“Baru pada tanggal 11 Agustus 2024 saya mengetahui terkait kasus 801 orang itu. Itu pun setelah mendapat telepon dari Kordiv Data KPU dan pesan WhatsApp dari teman-teman media,” jelas Elis.
Elis juga menegaskan kepada majelis hakim bahwa pemberitaan mengenai 801 penduduk yang berpotensi kehilangan hak pilih merupakan pendapat pribadi Theo Limongan, bukan pernyataan resmi lembaga. Hal inilah yang menjadi alasan pengadu, Ruben Embatau, melaporkan Theo ke DKPP. Ruben menilai Theo telah menyebarkan informasi tidak benar atau hoaks yang memicu keresahan di masyarakat.
Fauzia P. Bakti, anggota Majelis/TPD Provinsi Sulawesi Selatan dari unsur masyarakat, menegaskan bahwa kehilangan hak pilih satu orang saja sudah merupakan hal yang serius, apalagi jika menyangkut 800 orang. Pernyataan ini semakin menguatkan betapa pentingnya keakuratan data pemilih dalam proses demokrasi.

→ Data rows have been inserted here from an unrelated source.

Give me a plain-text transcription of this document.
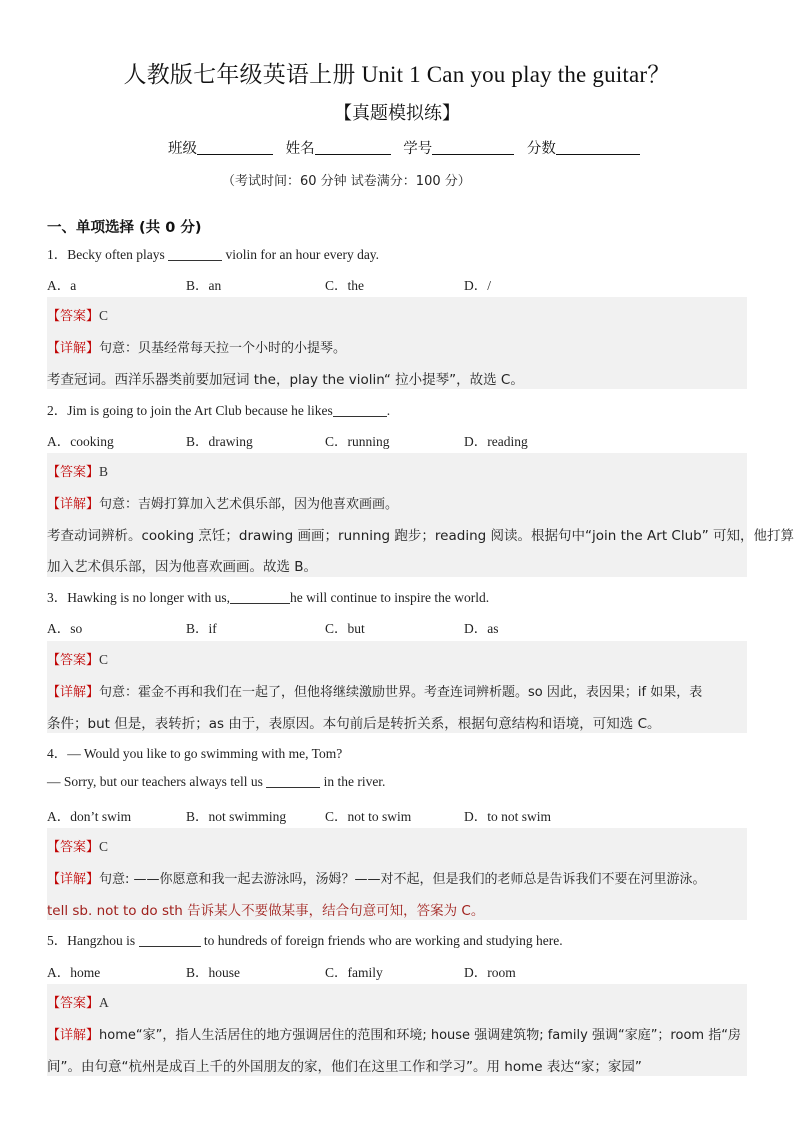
人教版七年级英语上册 Unit 1 Can you play the guitar？
【真题模拟练】
班级	姓名	学号	分数
（考试时间：60 分钟 试卷满分：100 分）
一、单项选择 (共 0 分)
1．Becky often plays	violin for an hour every day.
A．a	B．an	C．the	D．/
【答案】C
【详解】句意：贝基经常每天拉一个小时的小提琴。
考查冠词。西洋乐器类前要加冠词 the，play the violin“ 拉小提琴”，故选 C。
2．Jim is going to join the Art Club because he likes	.
A．cooking	B．drawing	C．running	D．reading
【答案】B
【详解】句意：吉姆打算加入艺术俱乐部，因为他喜欢画画。
考查动词辨析。cooking 烹饪；drawing 画画；running 跑步；reading 阅读。根据句中“join the Art Club” 可知，他打算
加入艺术俱乐部，因为他喜欢画画。故选 B。
3．Hawking is no longer with us,	he will continue to inspire the world.
A．so	B．if	C．but	D．as
【答案】C
【详解】句意：霍金不再和我们在一起了，但他将继续激励世界。考查连词辨析题。so 因此，表因果；if 如果，表
条件；but 但是，表转折；as 由于，表原因。本句前后是转折关系，根据句意结构和语境，可知选 C。
4．— Would you like to go swimming with me, Tom?
— Sorry, but our teachers always tell us	in the river.
A．don’t swim	B．not swimming	C．not to swim	D．to not swim
【答案】C
【详解】句意: ——你愿意和我一起去游泳吗，汤姆？——对不起，但是我们的老师总是告诉我们不要在河里游泳。
tell sb. not to do sth 告诉某人不要做某事，结合句意可知，答案为 C。
5．Hangzhou is	to hundreds of foreign friends who are working and studying here.
A．home	B．house	C．family	D．room
【答案】A
【详解】home“家”，指人生活居住的地方强调居住的范围和环境; house 强调建筑物; family 强调“家庭”；room 指“房
间”。由句意“杭州是成百上千的外国朋友的家，他们在这里工作和学习”。用 home 表达“家；家园”
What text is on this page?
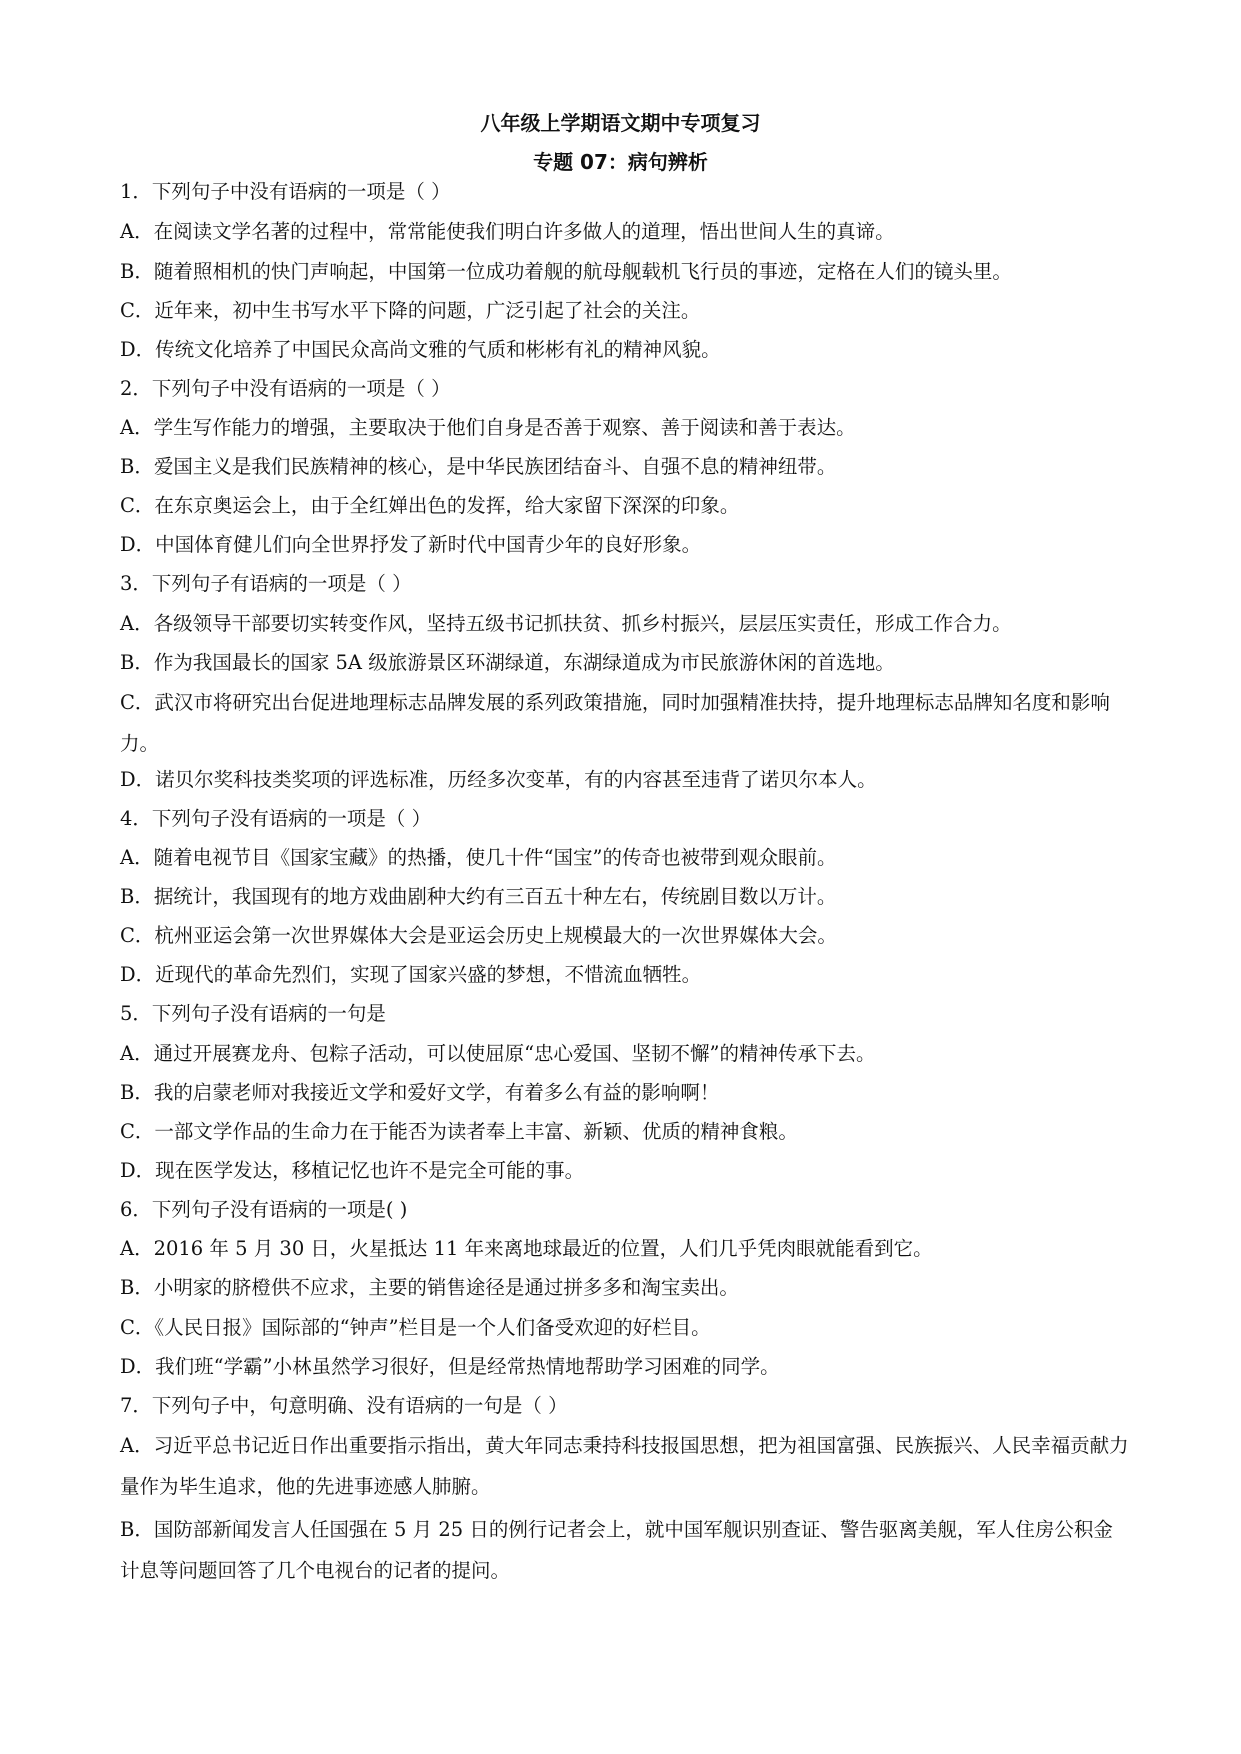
八年级上学期语文期中专项复习
专题 07：病句辨析
1．下列句子中没有语病的一项是（ ）
A．在阅读文学名著的过程中，常常能使我们明白许多做人的道理，悟出世间人生的真谛。
B．随着照相机的快门声响起，中国第一位成功着舰的航母舰载机飞行员的事迹，定格在人们的镜头里。
C．近年来，初中生书写水平下降的问题，广泛引起了社会的关注。
D．传统文化培养了中国民众高尚文雅的气质和彬彬有礼的精神风貌。
2．下列句子中没有语病的一项是（ ）
A．学生写作能力的增强，主要取决于他们自身是否善于观察、善于阅读和善于表达。
B．爱国主义是我们民族精神的核心，是中华民族团结奋斗、自强不息的精神纽带。
C．在东京奥运会上，由于全红婵出色的发挥，给大家留下深深的印象。
D．中国体育健儿们向全世界抒发了新时代中国青少年的良好形象。
3．下列句子有语病的一项是（ ）
A．各级领导干部要切实转变作风，坚持五级书记抓扶贫、抓乡村振兴，层层压实责任，形成工作合力。
B．作为我国最长的国家 5A 级旅游景区环湖绿道，东湖绿道成为市民旅游休闲的首选地。
C．武汉市将研究出台促进地理标志品牌发展的系列政策措施，同时加强精准扶持，提升地理标志品牌知名度和影响力。
D．诺贝尔奖科技类奖项的评选标准，历经多次变革，有的内容甚至违背了诺贝尔本人。
4．下列句子没有语病的一项是（ ）
A．随着电视节目《国家宝藏》的热播，使几十件“国宝”的传奇也被带到观众眼前。
B．据统计，我国现有的地方戏曲剧种大约有三百五十种左右，传统剧目数以万计。
C．杭州亚运会第一次世界媒体大会是亚运会历史上规模最大的一次世界媒体大会。
D．近现代的革命先烈们，实现了国家兴盛的梦想，不惜流血牺牲。
5．下列句子没有语病的一句是
A．通过开展赛龙舟、包粽子活动，可以使屈原“忠心爱国、坚韧不懈”的精神传承下去。
B．我的启蒙老师对我接近文学和爱好文学，有着多么有益的影响啊！
C．一部文学作品的生命力在于能否为读者奉上丰富、新颖、优质的精神食粮。
D．现在医学发达，移植记忆也许不是完全可能的事。
6．下列句子没有语病的一项是( )
A．2016 年 5 月 30 日，火星抵达 11 年来离地球最近的位置，人们几乎凭肉眼就能看到它。
B．小明家的脐橙供不应求，主要的销售途径是通过拼多多和淘宝卖出。
C．《人民日报》国际部的“钟声”栏目是一个人们备受欢迎的好栏目。
D．我们班“学霸”小林虽然学习很好，但是经常热情地帮助学习困难的同学。
7．下列句子中，句意明确、没有语病的一句是（ ）
A．习近平总书记近日作出重要指示指出，黄大年同志秉持科技报国思想，把为祖国富强、民族振兴、人民幸福贡献力量作为毕生追求，他的先进事迹感人肺腑。
B．国防部新闻发言人任国强在 5 月 25 日的例行记者会上，就中国军舰识别查证、警告驱离美舰，军人住房公积金计息等问题回答了几个电视台的记者的提问。
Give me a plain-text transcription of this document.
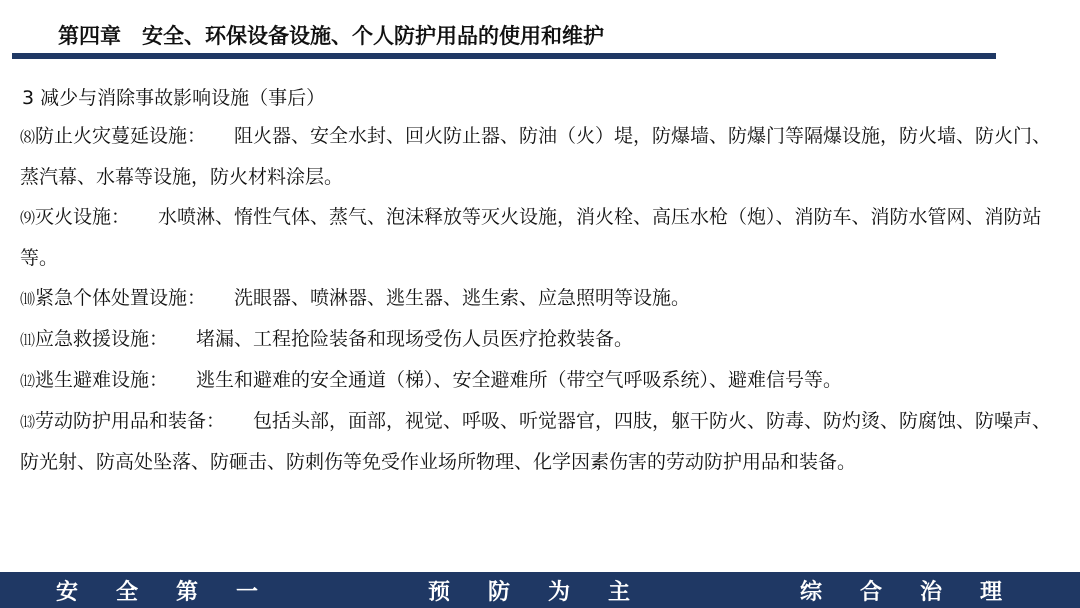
第四章　安全、环保设备设施、个人防护用品的使用和维护
3 减少与消除事故影响设施（事后）
⑻防止火灾蔓延设施： 阻火器、安全水封、回火防止器、防油（火）堤，防爆墙、防爆门等隔爆设施，防火墙、防火门、蒸汽幕、水幕等设施，防火材料涂层。
⑼灭火设施： 水喷淋、惰性气体、蒸气、泡沫释放等灭火设施，消火栓、高压水枪（炮）、消防车、消防水管网、消防站等。
⑽紧急个体处置设施： 洗眼器、喷淋器、逃生器、逃生索、应急照明等设施。
⑾应急救援设施： 堵漏、工程抢险装备和现场受伤人员医疗抢救装备。
⑿逃生避难设施： 逃生和避难的安全通道（梯）、安全避难所（带空气呼吸系统）、避难信号等。
⒀劳动防护用品和装备： 包括头部，面部，视觉、呼吸、听觉器官，四肢，躯干防火、防毒、防灼烫、防腐蚀、防噪声、防光射、防高处坠落、防砸击、防刺伤等免受作业场所物理、化学因素伤害的劳动防护用品和装备。
安全第一	预防为主	综合治理
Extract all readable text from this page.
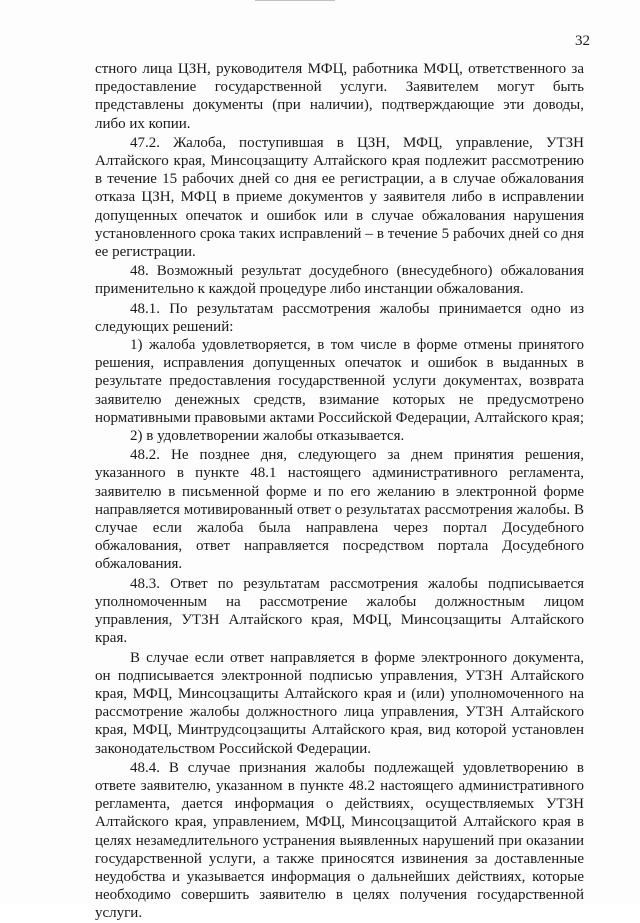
32

стного лица ЦЗН, руководителя МФЦ, работника МФЦ, ответственного за предоставление государственной услуги. Заявителем могут быть представлены документы (при наличии), подтверждающие эти доводы, либо их копии.

47.2. Жалоба, поступившая в ЦЗН, МФЦ, управление, УТЗН Алтайского края, Минсоцзащиту Алтайского края подлежит рассмотрению в течение 15 рабочих дней со дня ее регистрации, а в случае обжалования отказа ЦЗН, МФЦ в приеме документов у заявителя либо в исправлении допущенных опечаток и ошибок или в случае обжалования нарушения установленного срока таких исправлений – в течение 5 рабочих дней со дня ее регистрации.

48. Возможный результат досудебного (внесудебного) обжалования применительно к каждой процедуре либо инстанции обжалования.

48.1. По результатам рассмотрения жалобы принимается одно из следующих решений:

1) жалоба удовлетворяется, в том числе в форме отмены принятого решения, исправления допущенных опечаток и ошибок в выданных в результате предоставления государственной услуги документах, возврата заявителю денежных средств, взимание которых не предусмотрено нормативными правовыми актами Российской Федерации, Алтайского края;

2) в удовлетворении жалобы отказывается.

48.2. Не позднее дня, следующего за днем принятия решения, указанного в пункте 48.1 настоящего административного регламента, заявителю в письменной форме и по его желанию в электронной форме направляется мотивированный ответ о результатах рассмотрения жалобы. В случае если жалоба была направлена через портал Досудебного обжалования, ответ направляется посредством портала Досудебного обжалования.

48.3. Ответ по результатам рассмотрения жалобы подписывается уполномоченным на рассмотрение жалобы должностным лицом управления, УТЗН Алтайского края, МФЦ, Минсоцзащиты Алтайского края.

В случае если ответ направляется в форме электронного документа, он подписывается электронной подписью управления, УТЗН Алтайского края, МФЦ, Минсоцзащиты Алтайского края и (или) уполномоченного на рассмотрение жалобы должностного лица управления, УТЗН Алтайского края, МФЦ, Минтрудсоцзащиты Алтайского края, вид которой установлен законодательством Российской Федерации.

48.4. В случае признания жалобы подлежащей удовлетворению в ответе заявителю, указанном в пункте 48.2 настоящего административного регламента, дается информация о действиях, осуществляемых УТЗН Алтайского края, управлением, МФЦ, Минсоцзащитой Алтайского края в целях незамедлительного устранения выявленных нарушений при оказании государственной услуги, а также приносятся извинения за доставленные неудобства и указывается информация о дальнейших действиях, которые необходимо совершить заявителю в целях получения государственной услуги.
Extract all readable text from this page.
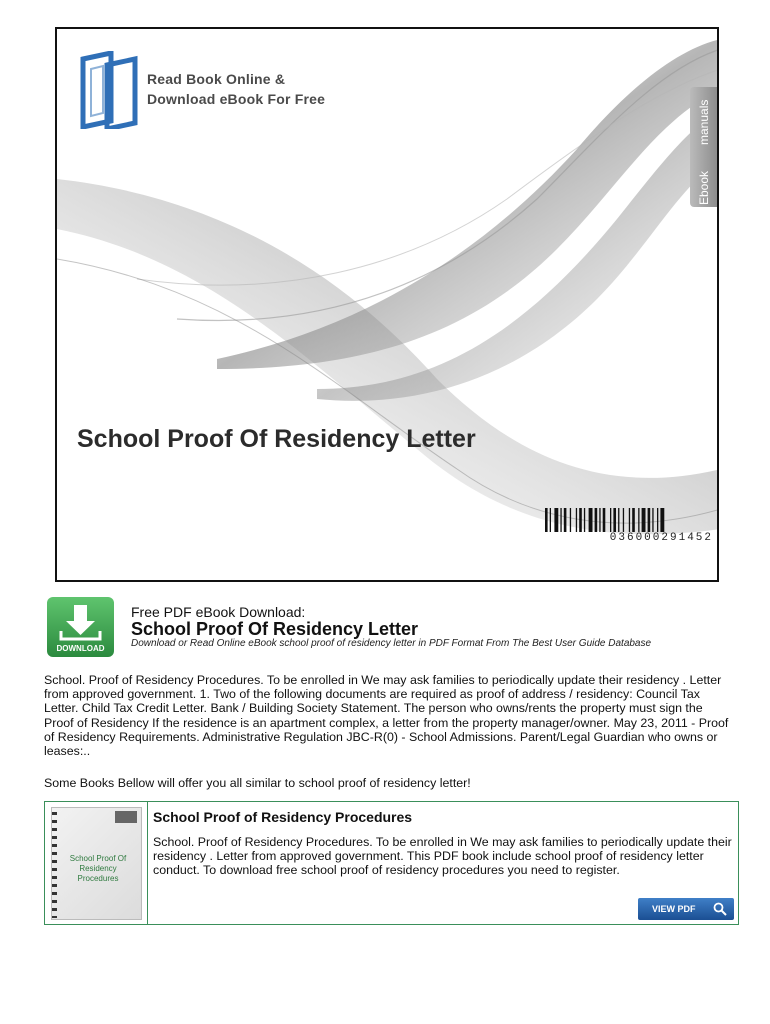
Read Book Online &
Download eBook For Free
Ebook
manuals
School Proof Of Residency Letter
036000291452
DOWNLOAD
Free PDF eBook Download:
School Proof Of Residency Letter
Download or Read Online eBook school proof of residency letter in PDF Format From The Best User Guide Database
School. Proof of Residency Procedures. To be enrolled in We may ask families to periodically update their residency . Letter from approved government. 1. Two of the following documents are required as proof of address / residency: Council Tax Letter. Child Tax Credit Letter. Bank / Building Society Statement. The person who owns/rents the property must sign the Proof of Residency If the residence is an apartment complex, a letter from the property manager/owner. May 23, 2011 - Proof of Residency Requirements. Administrative Regulation JBC-R(0) - School Admissions. Parent/Legal Guardian who owns or leases:..
Some Books Bellow will offer you all similar to school proof of residency letter!
School Proof Of Residency Procedures
School Proof of Residency Procedures
School. Proof of Residency Procedures. To be enrolled in We may ask families to periodically update their residency . Letter from approved government. This PDF book include school proof of residency letter conduct. To download free school proof of residency procedures you need to register.
VIEW PDF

Kasus ini menyoroti pentingnya transparansi dan akuntabilitas dalam penyelenggaraan pemilu, terutama dalam hal daftar pemilih yang menjadi dasar pelaksanaan hak pilih warga. Sidang ini pun menjadi momentum untuk menegaskan bahwa setiap informasi yang disampaikan oleh penyelenggara pemilu harus didukung oleh bukti yang valid dan dapat dipertanggungjawabkan.(pri).